The second class of capital sentences punishes offences committed against human beings. To these belong premeditated murder legislated on in Exodus, Leviticus and in greater detail Numbers, and the kidnapping of a free Israelite with the intention to turn him into a slave. The death sentence also awaited the youth who gravely misbehaved towards his parents, one who hit or cursed his father or mother or constantly disobeyed them, and thus became what the Bible calls a "stubborn and rebellious son".
The last category includes various sexual transgressions: the death penalty was pronounced on both parties found guilty of adultery. The same fate was decreed for the man guilty of incest with his stepmother, his daughter-in-law or his sister, whether the daughter of his father or his mother, and for someone who had married both a girl and her mother; for a priest's daughter who had become a whore; for people, either male or female, who had committed bestiality, that is, sexual contact with an animal. Death was to be inflicted on both humans and beasts. Finally — dare I formulate this in this age of homosexual rehabilitation? — anyone committing a male homosexual act was to be executed. The Hebrew Bible (and St Paul) considered gay sex an abomination, although curiously lesbianism is nowhere legislated against in Scripture.

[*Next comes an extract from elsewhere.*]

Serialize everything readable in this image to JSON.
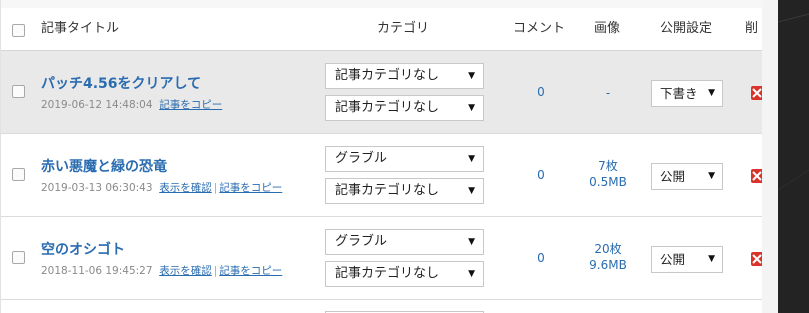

Only two forms of capital punishment are specified in the Bible-stoning and burning. Stoning was the most common mode of execution. It was administered by the whole community, with the two prosecution witnesses starting the stone-throwing. It was laid down as the punishment for idolatry, blasphemy, the profanation of the Sabbath, the crime of being a "stubborn and rebellious son", the non-disclosure by a bride that she was no longer a virgin, and sexual intercourse forced on an engaged virgin by a man in town. The reference to the town as opposed to the countryside implies that if the woman had cried out for help someone might have come to her rescue.